Wells points to what he believes is a promising new approach to overcome rejection: reprogramming, which takes an individual’s own cells and converts them to an embryonic, pluripotent state.

“If you’re dying from a degenerative disease, you could have a skin or other easily accessible tissue biopsy,” he explains, “then we’d convert those cells back to an embryonic state and grow them in a Petri dish.”

This approach would avoid the thorny ethics of embryonic stem cell research and offer a way around rejection.

This type of reprogramming approach was first reported last year in Japan, and has changed the way scientists think about the future of regenerative medicine. However exciting, the technology is still in its infancy – and not without its problems. The newly converted stem cells can potentially turn cancerous, a drawback heightened by the fact that one of the four genes responsible for the reprogramming is an oncogene.

A Revolutionary Idea

Still, Wells says, “This technology is going to revolutionize cell replacement therapies. Looking at the trajectory of this technology, and what’s been published, we’re going to be able to reprogram cells safely. I say that with a fair degree of certainty.”

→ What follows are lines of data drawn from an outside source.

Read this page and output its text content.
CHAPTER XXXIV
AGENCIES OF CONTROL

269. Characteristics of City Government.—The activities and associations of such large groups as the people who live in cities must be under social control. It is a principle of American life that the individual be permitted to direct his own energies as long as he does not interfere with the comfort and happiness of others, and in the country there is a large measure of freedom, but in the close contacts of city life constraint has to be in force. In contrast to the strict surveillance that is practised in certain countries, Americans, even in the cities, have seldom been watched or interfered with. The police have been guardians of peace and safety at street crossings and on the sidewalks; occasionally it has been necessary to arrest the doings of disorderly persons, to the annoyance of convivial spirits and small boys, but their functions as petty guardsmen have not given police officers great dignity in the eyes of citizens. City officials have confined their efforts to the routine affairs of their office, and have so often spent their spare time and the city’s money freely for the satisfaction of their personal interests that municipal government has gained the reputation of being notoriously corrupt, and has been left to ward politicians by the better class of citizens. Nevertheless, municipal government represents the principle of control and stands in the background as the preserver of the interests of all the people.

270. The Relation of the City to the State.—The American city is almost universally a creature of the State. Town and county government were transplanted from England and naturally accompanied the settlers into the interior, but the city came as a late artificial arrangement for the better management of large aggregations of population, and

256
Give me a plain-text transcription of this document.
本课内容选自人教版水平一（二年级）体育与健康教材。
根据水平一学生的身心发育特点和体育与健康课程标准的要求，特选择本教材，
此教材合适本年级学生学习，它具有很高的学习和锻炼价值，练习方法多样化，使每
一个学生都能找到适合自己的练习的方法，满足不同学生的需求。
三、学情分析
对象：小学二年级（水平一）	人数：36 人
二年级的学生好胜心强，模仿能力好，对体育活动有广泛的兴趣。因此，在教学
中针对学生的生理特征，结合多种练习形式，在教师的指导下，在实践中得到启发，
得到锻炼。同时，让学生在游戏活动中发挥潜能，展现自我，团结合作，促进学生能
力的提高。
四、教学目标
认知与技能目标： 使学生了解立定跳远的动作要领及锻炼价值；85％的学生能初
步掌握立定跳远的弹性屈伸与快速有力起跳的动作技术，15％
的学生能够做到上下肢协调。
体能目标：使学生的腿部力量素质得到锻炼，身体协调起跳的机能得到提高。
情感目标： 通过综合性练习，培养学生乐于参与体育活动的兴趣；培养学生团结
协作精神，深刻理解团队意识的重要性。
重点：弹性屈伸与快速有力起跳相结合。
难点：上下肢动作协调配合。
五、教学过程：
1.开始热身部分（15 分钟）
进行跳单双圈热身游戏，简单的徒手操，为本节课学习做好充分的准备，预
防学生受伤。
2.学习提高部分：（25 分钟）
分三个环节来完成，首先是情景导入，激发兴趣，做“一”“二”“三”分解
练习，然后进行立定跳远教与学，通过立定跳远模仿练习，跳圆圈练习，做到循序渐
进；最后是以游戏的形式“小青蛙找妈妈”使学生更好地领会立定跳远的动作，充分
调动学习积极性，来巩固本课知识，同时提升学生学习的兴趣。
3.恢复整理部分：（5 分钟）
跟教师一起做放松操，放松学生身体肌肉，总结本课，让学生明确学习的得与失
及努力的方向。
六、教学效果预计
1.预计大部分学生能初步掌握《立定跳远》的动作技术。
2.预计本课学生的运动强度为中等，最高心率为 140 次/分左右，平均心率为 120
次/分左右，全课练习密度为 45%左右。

This idea is so promising that Cincinnati Children’s has established a facility for this type of stem cell research, run by Chris Mayhew, PhD, that uses the reprogramming technology. The center collaborates with a number of research labs throughout the medical center in the use of human stem cell technology.

Wells’ wife, Susanne Wells, PhD, a researcher in the Division of Experimental Hematology at Cincinnati Children’s, has collaborated with Mayhew and Jim Wells to successfully reprogram adult human keratinocytes (skin cells) into a pluripotent embryonic state. They have used reprogramming to develop several cell lines that are indistinguishable from embryonic stem cell lines. These reprogrammed cells have now been redirected toward the pancreatic fate. This work suggests that in the future it might be possible to treat a child with Type 1 diabetes by replacing the child’s own beta cells with ones grown in a Petri dish.

The next step for this research team will be to test the cell lines to see if the reprogrammed skin cells can be further manipulated into becoming insulin-producing beta cells.

From a clinical standpoint, Jim Wells says, this success means that in time, “A kid with diabetes could come in and walk out with his own beta cells. That’s the goal.”

It’s a goal that he believes is well within reach. “It’s not unreasonable to expect that we would have transplantable material in five to ten years.”